OpenBSD Journal

Patch 001 for OpenBSD 3.7

Contributed by grey on from the getting back to a slow start dept.

Thanks to Ryan Patterson for writing in with the following:

I noticed this during my morning romp...

"001: SECURITY FIX: June 7, 2005 All architectures
Fix a buffer overflow, memory leaks, and NULL pointer dereference in cvs(1) . None of these issues are known to be exploitable. CAN-2005-0753 ." A source code patch exists which remedies this problem.

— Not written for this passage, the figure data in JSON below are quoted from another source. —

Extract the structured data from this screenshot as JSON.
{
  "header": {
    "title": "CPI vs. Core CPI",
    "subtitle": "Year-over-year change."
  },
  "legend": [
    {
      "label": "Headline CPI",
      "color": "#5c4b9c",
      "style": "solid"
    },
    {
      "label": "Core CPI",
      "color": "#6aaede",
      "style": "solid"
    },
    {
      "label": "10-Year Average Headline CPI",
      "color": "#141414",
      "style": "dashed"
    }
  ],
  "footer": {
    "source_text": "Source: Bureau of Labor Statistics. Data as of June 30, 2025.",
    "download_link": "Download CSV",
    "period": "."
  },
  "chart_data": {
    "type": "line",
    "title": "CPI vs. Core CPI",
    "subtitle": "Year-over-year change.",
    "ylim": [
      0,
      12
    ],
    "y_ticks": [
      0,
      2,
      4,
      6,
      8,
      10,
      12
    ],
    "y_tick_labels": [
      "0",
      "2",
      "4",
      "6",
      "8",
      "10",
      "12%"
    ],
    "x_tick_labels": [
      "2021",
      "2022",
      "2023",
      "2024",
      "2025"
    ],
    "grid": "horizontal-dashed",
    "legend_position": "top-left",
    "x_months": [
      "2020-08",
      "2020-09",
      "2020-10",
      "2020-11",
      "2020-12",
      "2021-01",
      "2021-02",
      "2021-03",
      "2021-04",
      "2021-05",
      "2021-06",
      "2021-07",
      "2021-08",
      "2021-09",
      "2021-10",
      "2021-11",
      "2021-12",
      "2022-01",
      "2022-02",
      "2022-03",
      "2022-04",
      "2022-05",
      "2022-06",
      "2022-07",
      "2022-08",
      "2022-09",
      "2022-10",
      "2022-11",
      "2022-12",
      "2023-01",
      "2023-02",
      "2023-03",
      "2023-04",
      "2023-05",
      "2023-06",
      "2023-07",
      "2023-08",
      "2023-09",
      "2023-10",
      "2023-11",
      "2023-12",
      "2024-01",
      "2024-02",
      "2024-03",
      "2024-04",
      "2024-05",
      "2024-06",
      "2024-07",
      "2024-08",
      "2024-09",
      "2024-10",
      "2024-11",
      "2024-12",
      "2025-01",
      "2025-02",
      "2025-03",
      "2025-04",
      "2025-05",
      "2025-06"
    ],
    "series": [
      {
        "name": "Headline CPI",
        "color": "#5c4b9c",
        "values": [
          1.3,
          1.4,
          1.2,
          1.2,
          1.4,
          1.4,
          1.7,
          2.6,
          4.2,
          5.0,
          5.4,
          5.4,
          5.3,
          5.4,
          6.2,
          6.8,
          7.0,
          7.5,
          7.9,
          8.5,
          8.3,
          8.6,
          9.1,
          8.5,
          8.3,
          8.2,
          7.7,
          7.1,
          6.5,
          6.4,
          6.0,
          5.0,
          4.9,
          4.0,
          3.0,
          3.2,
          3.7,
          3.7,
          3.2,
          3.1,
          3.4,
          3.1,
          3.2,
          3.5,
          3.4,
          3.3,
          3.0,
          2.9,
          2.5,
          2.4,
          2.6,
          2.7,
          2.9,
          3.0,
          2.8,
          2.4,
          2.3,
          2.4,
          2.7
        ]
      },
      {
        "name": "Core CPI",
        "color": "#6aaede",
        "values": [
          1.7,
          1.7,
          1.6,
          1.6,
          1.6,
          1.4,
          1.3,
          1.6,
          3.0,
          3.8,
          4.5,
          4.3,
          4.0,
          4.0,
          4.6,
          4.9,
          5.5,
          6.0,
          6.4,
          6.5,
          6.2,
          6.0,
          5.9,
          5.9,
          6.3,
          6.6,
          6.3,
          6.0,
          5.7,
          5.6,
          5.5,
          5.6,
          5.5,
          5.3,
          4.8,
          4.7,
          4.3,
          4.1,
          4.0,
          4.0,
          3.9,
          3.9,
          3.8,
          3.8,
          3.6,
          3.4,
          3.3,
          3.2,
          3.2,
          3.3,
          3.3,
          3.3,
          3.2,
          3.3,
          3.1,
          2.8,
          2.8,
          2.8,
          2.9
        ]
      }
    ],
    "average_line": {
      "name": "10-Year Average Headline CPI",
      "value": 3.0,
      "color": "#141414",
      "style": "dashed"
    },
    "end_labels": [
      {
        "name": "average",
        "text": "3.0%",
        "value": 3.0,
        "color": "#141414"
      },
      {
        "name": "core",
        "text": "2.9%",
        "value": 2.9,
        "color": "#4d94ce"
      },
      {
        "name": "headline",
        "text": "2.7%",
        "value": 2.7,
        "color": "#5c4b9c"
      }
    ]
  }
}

Be sure to check http://www.openbsd.org/errata.html as always.

(Comments are closed)


Comments
  1. By Anonymous Coward (134.58.253.131) on

    hehe, a bug in gnu cvs...

    Soon we won't need to bother with that anymore... can't wait for opencvs :-)

    Comments
    1. By almeida (66.31.180.15) on

      Any idea how much more development OpenCVS needs before it replaces the existing CVS?

      Comments
      1. By miguel (193.147.239.254) on

        Not sure about the time, but by the moment, there is no code available :P

        Comments
        1. By Matthias Kilian (84.134.5.239) on

          It's in CVS (/usr/src/usr.bin/cvs), but I don't know how usable it is yet.

          Comments
          1. By joris@ (213.224.72.181) on

            the client side is pretty usable, although there might still
            be some bugs left, some commands are not supported yet.

            about the server side, i have a diff to get it going, hopefully
            that will go in soon. after that we need to finish the local
            command stuff, since the server relies on that.

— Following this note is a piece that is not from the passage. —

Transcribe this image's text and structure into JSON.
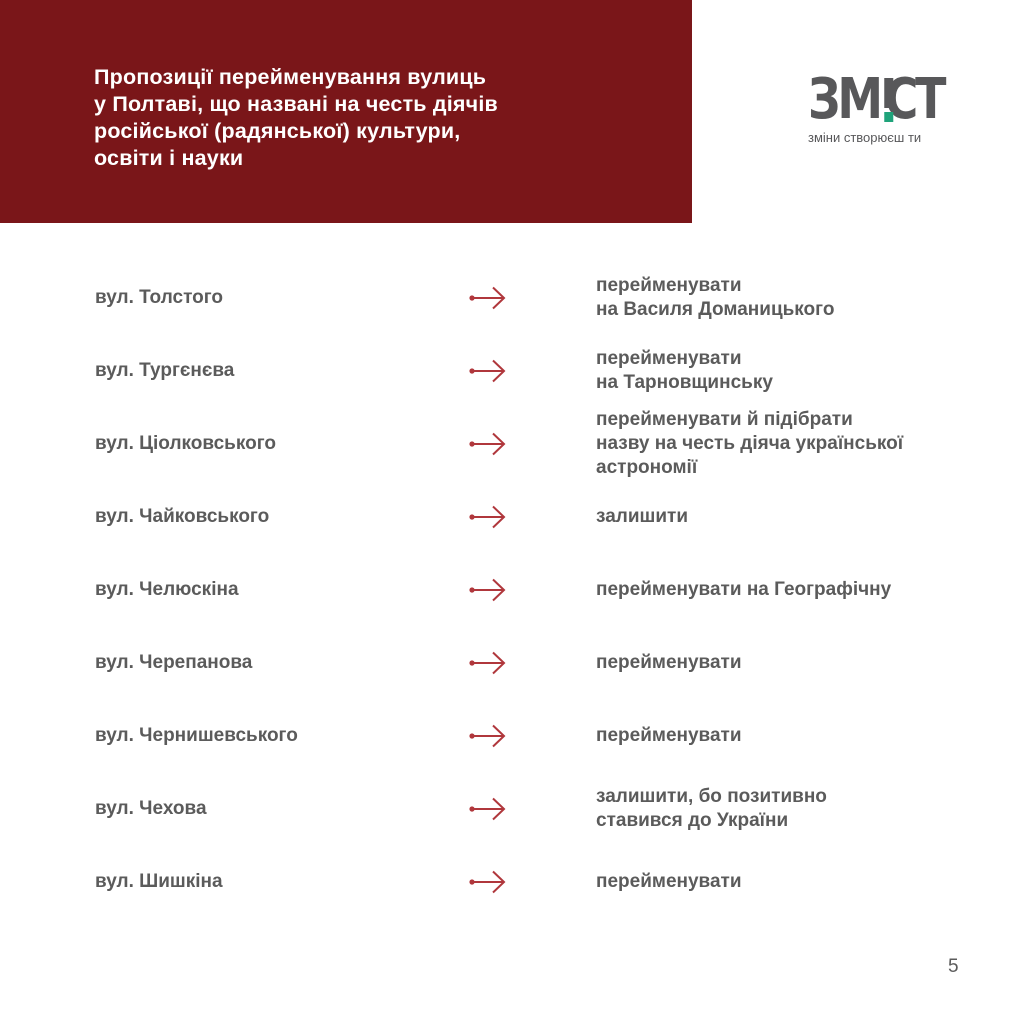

            feel free to start testing opencvs, and give us feedback about
            what is missing or what bugs you encounter and how we can reproduce
            them, so we can fix them.

    2. By Anonymous Coward (193.167.6.71) on

      How do you know that one doesn't have buffer overflows aswell. A language with automatic bounds checking please.

      Comments
      1. By Bert (68.100.43.184) blambert at thepresidency dot org on

        While you're at it, would you like a pony too?

      2. By m0rf (68.104.57.241) on

        oh you mean a language written in C or written in a language written in C?

        Comments
        1. By Anonymous Coward (68.202.41.228) on

          Which is harder to validate -- a small chunk of C code that implements bounds checking for some other language X, or an infinite number of C programs which all may access arrays incorrectly? Your argument is equivalent to saying that since compilers have bugs we all might as well write in assembly. Progress is made by building more and more sophisticated tools, not by giving up because making something complex is hard.

          Comments
          1. By Anonymous Coward (68.145.40.99) on

            So, coding in C is hard... that's why we don't give up. :-)

      3. By Anonymous Coward (66.44.2.219) on

        Yes, time to rewrite OpenBSD in Java! </sarcasm>

        Comments
        1. By Anonymous Coward (143.129.75.52) on

          I vote for Python!

  2. By gabriel (200.212.63.10) on

    how those kind of "bugs" still manage to get trhu with today compilers and tools?